25 nov 2011 . Actualizado a las 11:01 h.El proceso de traspaso de poderes entre el Ejecutivo de Zapatero y el equipo de Rajoy encabezado por Soraya Sáenz de Santamaría sigue su curso con exquisita corrección en las formas, aunque los populares tienen serias sospechas de que cuando este se consume se van a encontrar sorpresas negativas. Miembros de la dirección del PP han expresado a La Voz de Galicia su total convencimiento de que, al contrario de lo que asegura el Gobierno, el déficit que heredarán de Zapatero superará el 6 %, que es es el compromiso asumido con la Unión Europea para el 2011. Esa situación afectaría negativamente, según esas fuentes, al compromiso de Rajoy de cumplir el objetivo de déficit para el 2012, fijado en el 4,4%. De ahí la prudencia del líder del PP antes de precisar reformas y ajustes en el gasto.
A la espera de que se conozcan las cifras definitivas, el ministro de la Presidencia, Ramón Jáuregui, rebajó ayer la presión sobre Rajoy y defendió el papel del Gobierno en funciones, del PSOE. «No debemos apresurarnos a exigirle al nuevo Ejecutivo lo que no puede hacer materialmente hasta el 21 de diciembre», señaló en referencia a la fecha prevista para la toma de posesión del nuevo Gabinete. «Estamos proveyendo al PP de la información necesaria para que cuando tome posesión del nuevo Gobierno tenga la capacidad de tomar decisiones», dijo Jáuregui, que añadió no obstante que «hay que respetar los tiempos y las formas».
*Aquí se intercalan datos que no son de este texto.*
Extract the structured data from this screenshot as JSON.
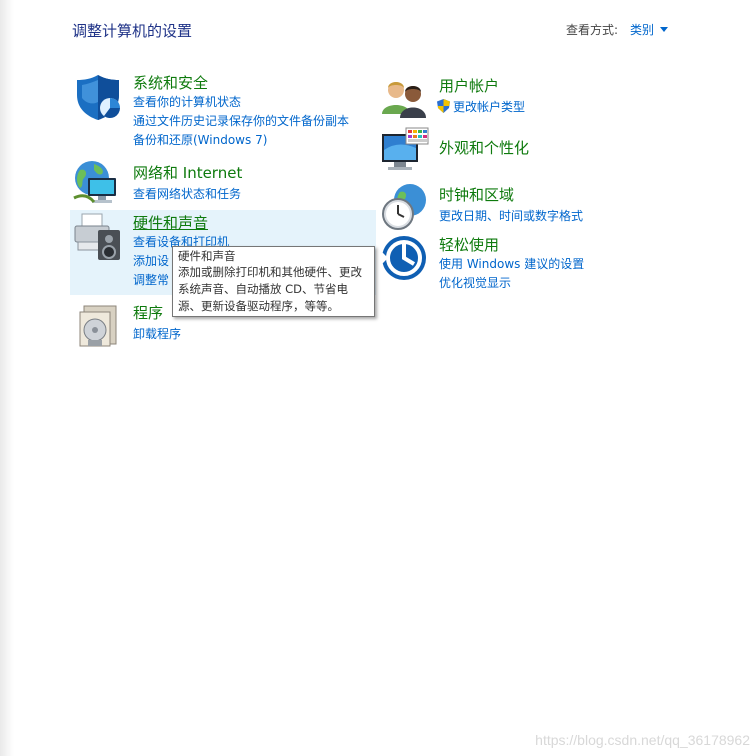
{
  "header": {
    "title": "调整计算机的设置",
    "view_by_label": "查看方式:",
    "view_by_value": "类别"
  },
  "categories": {
    "system_security": {
      "title": "系统和安全",
      "links": [
        "查看你的计算机状态",
        "通过文件历史记录保存你的文件备份副本",
        "备份和还原(Windows 7)"
      ]
    },
    "network": {
      "title": "网络和 Internet",
      "links": [
        "查看网络状态和任务"
      ]
    },
    "hardware": {
      "title": "硬件和声音",
      "links": [
        "查看设备和打印机",
        "添加设",
        "调整常"
      ]
    },
    "programs": {
      "title": "程序",
      "links": [
        "卸载程序"
      ]
    },
    "user_accounts": {
      "title": "用户帐户",
      "links": [
        "更改帐户类型"
      ]
    },
    "appearance": {
      "title": "外观和个性化",
      "links": []
    },
    "clock_region": {
      "title": "时钟和区域",
      "links": [
        "更改日期、时间或数字格式"
      ]
    },
    "ease_access": {
      "title": "轻松使用",
      "links": [
        "使用 Windows 建议的设置",
        "优化视觉显示"
      ]
    }
  },
  "tooltip": {
    "title": "硬件和声音",
    "lines": [
      "添加或删除打印机和其他硬件、更改",
      "系统声音、自动播放 CD、节省电",
      "源、更新设备驱动程序，等等。"
    ]
  },
  "watermark": "https://blog.csdn.net/qq_36178962",
  "colors": {
    "title_blue": "#1e3287",
    "category_green": "#0e7a0d",
    "link_blue": "#0066cc",
    "hover_bg": "#e5f3fb"
  }
}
Según el ministro, el proceso actual no es tanto un traspaso de poderes como la búsqueda de una «gestión consensuada». El Ejecutivo saliente tiene durante el próximo mes una importante agenda internacional, entre la que destaca la cumbre de la Unión Europea en Bruselas o la del cambio climático en Durban. El objetivo principal es que la posición del Gobierno de Zapatero en esas citas tenga la conformidad plena de Rajoy.